Plaintiff’s Complaint filed on October 12, 1988, alleges that defendants terminated her employment because of her service on a federal petit jury in the criminal trial of Carlos Lehder in violation of 28 U.S.C. § 1875. In the Complaint, plaintiff demanded a trial by jury. In their answer the defendants objected to plaintiff’s jury demand. Plaintiff now moves to strike defendant’s objection pursuant to Fed.R.Civ.P. 12(f).

Plaintiff is entitled to a jury trial in this case if it is authorized either by the statute or by the seventh amendment. Fed.R.Civ.P. 38(a). See Curtis v. Loether, 415 U.S. 189, 191-92, 94 S.Ct. 1005, 1006-07, 39 L.Ed.2d 260 (1974). The Court will first examine whether or not Congress intended to create a right to a jury trial in 28 U.S.C. § 1875. The Court will also determine whether or not plaintiff has such a right under the seventh amendment.

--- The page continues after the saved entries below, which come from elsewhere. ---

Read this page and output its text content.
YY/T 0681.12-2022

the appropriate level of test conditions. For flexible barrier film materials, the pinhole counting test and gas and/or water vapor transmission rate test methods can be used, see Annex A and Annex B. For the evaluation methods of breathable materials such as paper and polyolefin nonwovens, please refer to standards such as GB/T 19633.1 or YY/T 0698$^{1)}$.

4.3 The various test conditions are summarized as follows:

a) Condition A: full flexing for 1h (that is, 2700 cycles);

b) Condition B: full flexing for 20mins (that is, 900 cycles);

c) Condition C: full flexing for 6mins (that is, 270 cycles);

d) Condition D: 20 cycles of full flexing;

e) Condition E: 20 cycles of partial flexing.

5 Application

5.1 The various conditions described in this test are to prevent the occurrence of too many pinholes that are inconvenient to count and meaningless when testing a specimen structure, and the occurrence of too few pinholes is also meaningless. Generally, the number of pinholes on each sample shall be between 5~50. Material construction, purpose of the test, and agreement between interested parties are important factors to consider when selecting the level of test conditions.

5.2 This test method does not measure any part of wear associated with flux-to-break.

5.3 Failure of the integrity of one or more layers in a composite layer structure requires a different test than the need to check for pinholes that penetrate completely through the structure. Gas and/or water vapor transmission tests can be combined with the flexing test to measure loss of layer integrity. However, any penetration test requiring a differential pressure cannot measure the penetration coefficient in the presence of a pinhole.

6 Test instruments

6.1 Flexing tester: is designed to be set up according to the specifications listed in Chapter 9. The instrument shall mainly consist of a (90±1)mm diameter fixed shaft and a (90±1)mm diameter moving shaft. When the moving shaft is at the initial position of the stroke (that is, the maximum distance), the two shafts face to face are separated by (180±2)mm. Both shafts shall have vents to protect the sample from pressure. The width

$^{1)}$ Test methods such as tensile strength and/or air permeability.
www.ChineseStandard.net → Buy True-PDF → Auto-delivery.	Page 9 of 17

*325 II. Congressional Intent

Congress can manifest its intent to authorize a trial by jury either by expressly providing such a right or by using terms of art from which a jury trial right can be inferred. See Lorillard v. Pons, 434 U.S. 575, 583 & 585, 98 S.Ct. 866, 871 & 872, 55 L.Ed.2d 40 (1978). Cf. Lehman v. Nakshian, 453 U.S. 156, 162-65, 101 S.Ct. 2698, 2702-04, 69 L.Ed.2d 548 (1981). In Lorillard v. Pons, 434 U.S. 575, 583 & 585, 98 S.Ct. 866, 871 & 872, 55 L.Ed.2d 40 (1978), the Supreme Court found that the language of the Age Discrimination Employment Act of 1967, 29 U.S.C. §§ 621-634, evidenced Congressional intent to provide for a trial by jury. The Court found that when Congress granted federal courts the authority to grant “legal or equitable relief,” Congress used the term “legal” as a term of art. 434 U.S. at 583. The Court found that Congress used the term “legal” with knowledge that “[i]n cases in which legal relief is available and legal rights are determined, the Seventh Amendment provides a right to jury trial.” Id.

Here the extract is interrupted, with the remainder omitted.